東芝は2021年11月12日、2022年度から3年間の新たな中期経営計画を発表しました。会社発表によれば、企業価値の向上につなげるため、会社全体を事業別に3分割する方針を盛り込みました。
各社がこの事実を報じているものの、いまいち内容が良くわからない方も多いのではないでしょうか。そこでテクノロジーに詳しい証券アナリストの泉田良輔氏に、このニュースについて気になることを聞いてみました。
■ーそもそもなぜ会社を3社に分ける必要があったのでしょうか?
会社としては、(株主)価値の顕在化、専門的かつ俊敏な経営、株主への選択肢の増加を上げていますが、一番大きな狙いはコングロマリットディスカウント(後述)の解消と機動的な資金調達の可能性を広げることにあると思います。
東芝は総合電機メーカーとして様々な事業を抱えてきました。ただし、こうしたざまざまな事業を抱えている場合には、株式投資家の場合であれば、どの事業の成長性に期待をして投資をするかの判断が不明瞭になったり、自分が投資をしたい事業にフルに投資をできないという問題点などが発生します。こうした事態を避けるために分社化をして、投資家が何に投資をしているのかを明確にしてやることができます。
また、今回のデバイスカンパニーのように、資金需要が相対的に必要な事業であれば(メモリーのような半導体事業ほどは必要ないが)、事業計画に応じて機動的に資金調達をすることも可能です。
■ー「コングロマリットディスカウント」とは何でしょうか?
コングロマリットディスカウントとは、複数の事業をしている会社の場合に、その会社の全体収益がどの事業でけん引されていくのかが不明瞭になったり、成長事業の収益が全体でみると薄まったりすることで投資家から高い評価を受けにくいということがおこります。

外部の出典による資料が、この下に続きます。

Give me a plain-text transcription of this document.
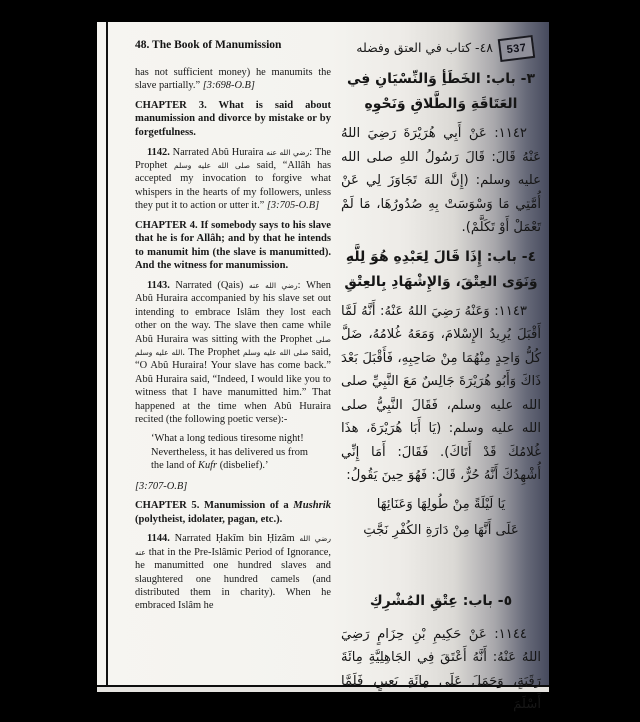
537
48. The Book of Manumission	٤٨- كتاب في العتق وفضله

has not sufficient money) he manumits the slave partially.” [3:698-O.B]

CHAPTER 3. What is said about manumission and divorce by mistake or by forgetfulness.

1142. Narrated Abû Huraira رضي الله عنه: The Prophet صلى الله عليه وسلم said, “Allâh has accepted my invocation to forgive what whispers in the hearts of my followers, unless they put it to action or utter it.” [3:705-O.B]

CHAPTER 4. If somebody says to his slave that he is for Allâh; and by that he intends to manumit him (the slave is manumitted). And the witness for manumission.

1143. Narrated (Qais) رضي الله عنه: When Abû Huraira accompanied by his slave set out intending to embrace Islâm they lost each other on the way. The slave then came while Abû Huraira was sitting with the Prophet صلى الله عليه وسلم. The Prophet صلى الله عليه وسلم said, “O Abû Huraira! Your slave has come back.” Abû Huraira said, “Indeed, I would like you to witness that I have manumitted him.” That happened at the time when Abû Huraira recited (the following poetic verse):-

‘What a long tedious tiresome night!
Nevertheless, it has delivered us from
the land of Kufr (disbelief).’

[3:707-O.B]

CHAPTER 5. Manumission of a Mushrik (polytheist, idolater, pagan, etc.).

1144. Narrated Ḥakîm bin Ḥizâm رضي الله عنه that in the Pre-Islâmic Period of Ignorance, he manumitted one hundred slaves and slaughtered one hundred camels (and distributed them in charity). When he embraced Islâm he

٣- باب: الخَطَأِ وَالنِّسْيَانِ فِي العَتَاقَةِ وَالطَّلاقِ وَنَحْوِهِ

١١٤٢: عَنْ أَبِي هُرَيْرَةَ رَضِيَ اللهُ عَنْهُ قَالَ: قَالَ رَسُولُ اللهِ صلى الله عليه وسلم: (إِنَّ اللهَ تَجَاوَزَ لِي عَنْ أُمَّتِي مَا وَسْوَسَتْ بِهِ صُدُورُهَا، مَا لَمْ تَعْمَلْ أَوْ تَكَلَّمْ).

٤- باب: إِذَا قَالَ لِعَبْدِهِ هُوَ لِلَّهِ وَنَوَى العِتْقَ، وَالإِشْهَادِ بِالعِتْقِ

١١٤٣: وَعَنْهُ رَضِيَ اللهُ عَنْهُ: أَنَّهُ لَمَّا أَقْبَلَ يُرِيدُ الإِسْلامَ، وَمَعَهُ غُلامُهُ، ضَلَّ كُلُّ وَاحِدٍ مِنْهُمَا مِنْ صَاحِبِهِ، فَأَقْبَلَ بَعْدَ ذَاكَ وَأَبُو هُرَيْرَةَ جَالِسٌ مَعَ النَّبِيِّ صلى الله عليه وسلم، فَقَالَ النَّبِيُّ صلى الله عليه وسلم: (يَا أَبَا هُرَيْرَةَ، هذَا غُلامُكَ قَدْ أَتَاكَ). فَقَالَ: أَمَا إِنِّي أُشْهِدُكَ أَنَّهُ حُرٌّ، قَالَ: فَهُوَ حِينَ يَقُولُ:

يَا لَيْلَةً مِنْ طُولِهَا وَعَنَائِهَا
عَلَى أَنَّهَا مِنْ دَارَةِ الكُفْرِ نَجَّتِ
٥- باب: عِتْقِ المُشْرِكِ

١١٤٤: عَنْ حَكِيمِ بْنِ حِزَامٍ رَضِيَ اللهُ عَنْهُ: أَنَّهُ أَعْتَقَ فِي الجَاهِلِيَّةِ مِائَةَ رَقَبَةٍ، وَحَمَلَ عَلَى مِائَةِ بَعِيرٍ، فَلَمَّا أَسْلَمَ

こうした事態は今回の東芝などに限らず、米国のGEやジョンソン&ジョンソンも同じような状況にあり、分社化が日本に限らず検討されているといえるでしょう。
特にこうした状況にある上場会社は、「物言う株主」など経営に積極的に口だしをする投資家により狙われることも多いです。ソニーも依然エンターテイメント事業の一部を上場させろとプレッシャーをかけられたこともありました。
■ーズバリ、東芝の未来はどうなるでしょうか?
結局は、各事業でどの程度解像度を上げた計画を資本市場で提示できるのか、またその計画に対して収益を上げることができるのかで今回の取り組みの評価が出ることにあります。
会社分割自体はテクニカルな話ですので、基本は分社した会社ごとの事業展開で東芝の評価がされるという形になります。
■会社分割の成功事例になるか?
今回は、東芝の会社分割について、プロの視点から解説してもらいました。一見難しそうに見える内容ですが、分社化することで「投資家が、どの事業に投資をしているのか」を明確にすることが狙いと言えそうです。
なお、国内で初ともいわれる東芝の会社分割ですが、もしうまくいけば、成功事例として後に続く企業が表れる可能性もあります。「モノづくり大国・ニッポン」をけん引した東芝の今後に期待したいですね。